In 2018, for example, 12,000 Glasgow council workers led a campaign of strikes against their employers’ discriminatory wage setup, which saw female staff receive up to £3 per hour less than male colleagues in corresponding pay grades.
This mass mobilisation helped secure a promise of £770 million in pay-outs for those affected – although the dispute is still not fully resolved, despite repeated threats of further strike action.
In a similar vein, cleaners, porters, and other ancillary staff at several east London hospitals scored a victory recently in their struggle against outsourcing and for equal pay.
The outsourced hospital workers – mainly women from black, Asian, and other ethnic minority backgrounds – were being paid around 15% less than staff employed directly by the NHS. Through their militant action and bold demands, however, they were able to force the employers to bring their jobs back in-house.
These examples show what is possible when workers unite and fight to strike a blow against the bosses.
Sexist system
Above all, the struggle for equal pay must be linked to the fight against the inherently unequal capitalist system.
At the end of the day, any gains that the capitalists offer working-class women with one hand, such as extra childcare, will always be taken away with the other, through austerity and attacks on jobs, wages, and conditions.

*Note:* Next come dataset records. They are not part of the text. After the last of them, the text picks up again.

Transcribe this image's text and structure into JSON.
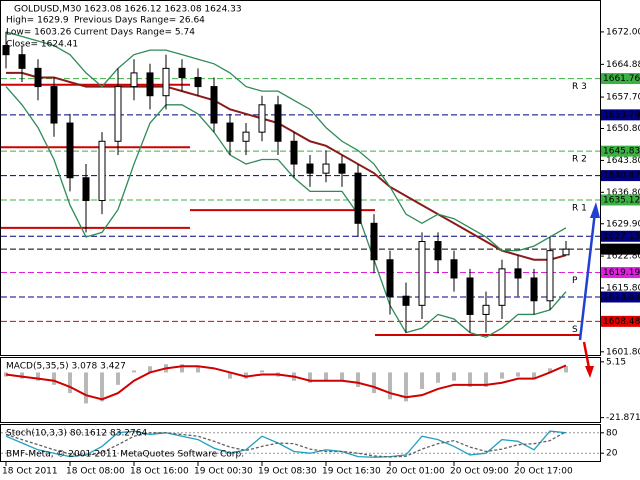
{
  "header": {
    "symbol_line": "GOLDUSD,M30  1623.08 1626.12 1623.08 1624.33",
    "high": "High= 1629.9",
    "prev_range": "Previous Days Range= 26.64",
    "low": "Low= 1603.26",
    "cur_range": "Current Days Range= 5.74",
    "close": "Close= 1624.41"
  },
  "footer": "BMF-Meta, © 2001-2011 MetaQuotes Software Corp.",
  "chart_data": [
    {
      "type": "candlestick",
      "categories": [
        "18 Oct 2011",
        null,
        null,
        null,
        "18 Oct 08:00",
        null,
        null,
        null,
        "18 Oct 16:00",
        null,
        null,
        null,
        "19 Oct 00:30",
        null,
        null,
        null,
        "19 Oct 08:30",
        null,
        null,
        null,
        "19 Oct 16:30",
        null,
        null,
        null,
        "20 Oct 01:00",
        null,
        null,
        null,
        "20 Oct 09:00",
        null,
        null,
        null,
        "20 Oct 17:00",
        null,
        null,
        null
      ],
      "open": [
        1669,
        1667,
        1664,
        1660,
        1652,
        1640,
        1635,
        1648,
        1660,
        1663,
        1658,
        1664,
        1662,
        1660,
        1652,
        1648,
        1650,
        1656,
        1648,
        1643,
        1641,
        1643,
        1641,
        1630,
        1622,
        1614,
        1612,
        1626,
        1622,
        1618,
        1610,
        1612,
        1620,
        1618,
        1613,
        1623.08
      ],
      "high": [
        1672,
        1669,
        1666,
        1662,
        1654,
        1643,
        1650,
        1664,
        1666,
        1665,
        1667,
        1666,
        1664,
        1662,
        1654,
        1652,
        1658,
        1658,
        1650,
        1645,
        1646,
        1645,
        1643,
        1632,
        1624,
        1617,
        1628,
        1628,
        1624,
        1620,
        1615,
        1622,
        1623,
        1620,
        1627,
        1626.12
      ],
      "low": [
        1664,
        1661,
        1657,
        1649,
        1637,
        1628,
        1632,
        1645,
        1657,
        1655,
        1655,
        1659,
        1658,
        1650,
        1645,
        1645,
        1648,
        1645,
        1640,
        1638,
        1639,
        1638,
        1627,
        1619,
        1610,
        1606,
        1609,
        1619,
        1615,
        1606,
        1606,
        1609,
        1614,
        1610,
        1611,
        1623.08
      ],
      "close": [
        1667,
        1664,
        1660,
        1652,
        1640,
        1635,
        1648,
        1660,
        1663,
        1658,
        1664,
        1662,
        1660,
        1652,
        1648,
        1650,
        1656,
        1648,
        1643,
        1641,
        1643,
        1641,
        1630,
        1622,
        1614,
        1612,
        1626,
        1622,
        1618,
        1610,
        1612,
        1620,
        1618,
        1613,
        1624,
        1624.33
      ],
      "series": [
        {
          "name": "ma",
          "color": "#8b1a1a",
          "values": [
            1663,
            1663,
            1662,
            1662,
            1661,
            1660,
            1660,
            1660,
            1660,
            1660,
            1660,
            1659,
            1658,
            1657,
            1655,
            1654,
            1653,
            1652,
            1650,
            1648,
            1647,
            1645,
            1643,
            1641,
            1638,
            1636,
            1634,
            1632,
            1630,
            1628,
            1626,
            1624,
            1623,
            1622,
            1622,
            1623
          ]
        },
        {
          "name": "upper",
          "color": "#2e8b57",
          "values": [
            1672,
            1671,
            1670,
            1669,
            1667,
            1663,
            1660,
            1664,
            1667,
            1668,
            1668,
            1667,
            1666,
            1665,
            1663,
            1660,
            1659,
            1659,
            1657,
            1655,
            1651,
            1648,
            1646,
            1643,
            1638,
            1632,
            1630,
            1632,
            1631,
            1629,
            1627,
            1624,
            1624,
            1625,
            1627,
            1629
          ]
        },
        {
          "name": "lower",
          "color": "#2e8b57",
          "values": [
            1660,
            1656,
            1651,
            1644,
            1634,
            1627,
            1628,
            1633,
            1643,
            1652,
            1656,
            1656,
            1654,
            1650,
            1645,
            1643,
            1644,
            1644,
            1640,
            1637,
            1637,
            1637,
            1632,
            1622,
            1612,
            1606,
            1607,
            1610,
            1609,
            1606,
            1605,
            1607,
            1610,
            1610,
            1611,
            1615
          ]
        }
      ],
      "day_lines": [
        [
          1660.4,
          1646.7,
          1629.0
        ],
        [
          1632.9
        ],
        [
          1605.5
        ]
      ],
      "levels": [
        {
          "value": 1661.76,
          "color": "#3cb043",
          "text_color": "#000000",
          "name": "R 3"
        },
        {
          "value": 1653.79,
          "color": "#000080",
          "text_color": "#ffffff"
        },
        {
          "value": 1645.83,
          "color": "#3cb043",
          "text_color": "#000000",
          "name": "R 2"
        },
        {
          "value": 1640.47,
          "color": "#000080",
          "text_color": "#ffffff"
        },
        {
          "value": 1635.12,
          "color": "#3cb043",
          "text_color": "#000000",
          "name": "R 1"
        },
        {
          "value": 1627.15,
          "color": "#000080",
          "text_color": "#ffffff"
        },
        {
          "value": 1624.33,
          "color": "#000000",
          "text_color": "#ffffff"
        },
        {
          "value": 1619.19,
          "color": "#e020e0",
          "text_color": "#ffffff",
          "name": "P"
        },
        {
          "value": 1613.83,
          "color": "#000080",
          "text_color": "#ffffff"
        },
        {
          "value": 1608.48,
          "color": "#e00000",
          "text_color": "#ffffff",
          "name": "S"
        }
      ],
      "ylim": [
        1601.1,
        1679.0
      ],
      "yticks": [
        {
          "value": 1672,
          "label": "1672.00"
        },
        {
          "value": 1664.88,
          "label": "1664.88"
        },
        {
          "value": 1657.7,
          "label": "1657.70"
        },
        {
          "value": 1650.8,
          "label": "1650.80"
        },
        {
          "value": 1643.8,
          "label": "1643.80"
        },
        {
          "value": 1636.8,
          "label": "1636.80"
        },
        {
          "value": 1629.9,
          "label": "1629.90"
        },
        {
          "value": 1622.8,
          "label": "1622.80"
        },
        {
          "value": 1615.8,
          "label": "1615.80"
        },
        {
          "value": 1601.8,
          "label": "1601.80"
        }
      ]
    },
    {
      "type": "macd",
      "title": "MACD(5,35,5) 3.078 3.427",
      "values": [
        -2,
        -3,
        -4,
        -6,
        -10,
        -15,
        -14,
        -6,
        1,
        3,
        4,
        4,
        3,
        0,
        -3,
        -3,
        1,
        -2,
        -4,
        -5,
        -4,
        -4,
        -7,
        -10,
        -13,
        -14,
        -8,
        -5,
        -4,
        -7,
        -7,
        -3,
        -2,
        -3,
        2,
        3.078
      ],
      "series": [
        {
          "name": "signal",
          "color": "#d00000",
          "values": [
            -1,
            -2,
            -3,
            -4,
            -7,
            -11,
            -13,
            -10,
            -4,
            0,
            2,
            3,
            3,
            2,
            0,
            -2,
            -1,
            -1,
            -2,
            -4,
            -4,
            -4,
            -5,
            -7,
            -10,
            -12,
            -11,
            -8,
            -6,
            -6,
            -6,
            -5,
            -3,
            -3,
            0,
            3.427
          ]
        }
      ],
      "color": "#b8b8b8",
      "ylim": [
        -24,
        7
      ],
      "yticks": [
        5.15,
        -21.871
      ]
    },
    {
      "type": "stoch",
      "title": "Stoch(10,3,3) 80.1612 83.2764",
      "series": [
        {
          "name": "main",
          "color": "#20a0c0",
          "values": [
            70,
            50,
            30,
            20,
            10,
            15,
            40,
            80,
            85,
            75,
            80,
            70,
            60,
            35,
            20,
            30,
            70,
            50,
            25,
            20,
            30,
            25,
            10,
            8,
            10,
            15,
            70,
            60,
            40,
            15,
            20,
            60,
            55,
            30,
            85,
            80.1612
          ]
        },
        {
          "name": "signal",
          "color": "#606060",
          "values": [
            75,
            60,
            45,
            30,
            18,
            14,
            22,
            45,
            70,
            80,
            80,
            75,
            70,
            55,
            38,
            28,
            40,
            50,
            48,
            32,
            25,
            25,
            20,
            12,
            9,
            11,
            32,
            48,
            57,
            38,
            25,
            32,
            45,
            48,
            57,
            83.2764
          ]
        }
      ],
      "ylim": [
        0,
        100
      ],
      "yticks": [
        80,
        20
      ]
    }
  ]
}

The bosses rely on sexism and other forms of discrimination in order to divide the working class, and to drive down pay and conditions for women and men.
And putting more women in the boardroom won’t stop this. ‘Girl bosses’ will exploit all workers just as much as their male counterparts. Profit-margins will still take priority over all else.
The gender pay gap cannot be overcome through vague calls to ‘reduce biases’ or create a more ‘women-friendly culture’ in the workplace. Fundamentally, this is a class question.
The ‘culture’ of any workplace can only be truly transformed on the basis of changing the conditions and relations of work in general. And this means, above all, booting out the bosses who foment misogyny and benefit from it, and putting organised workers in control.
Similarly, the way to overcome any sexist prejudices or behaviour that do exist in workplaces – or in wider society – is through building strong workers’ organisations on the ground, and through united class struggle against the capitalists, in order to bring out the common interests that male and female workers share: to improve pay and conditions across the board.
In the final analysis, it is conditions that create consciousness. We cannot end misogyny, inequality, and oppression without abolishing the system that breeds it.
This requires a root-and-branch transformation of society along socialist lines: kicking out the Tories; expropriating the billionaires, in order to fund decent jobs and public services; and overthrowing the sexist bosses’ system – a system that is rigged against all workers, no matter who sits at the top.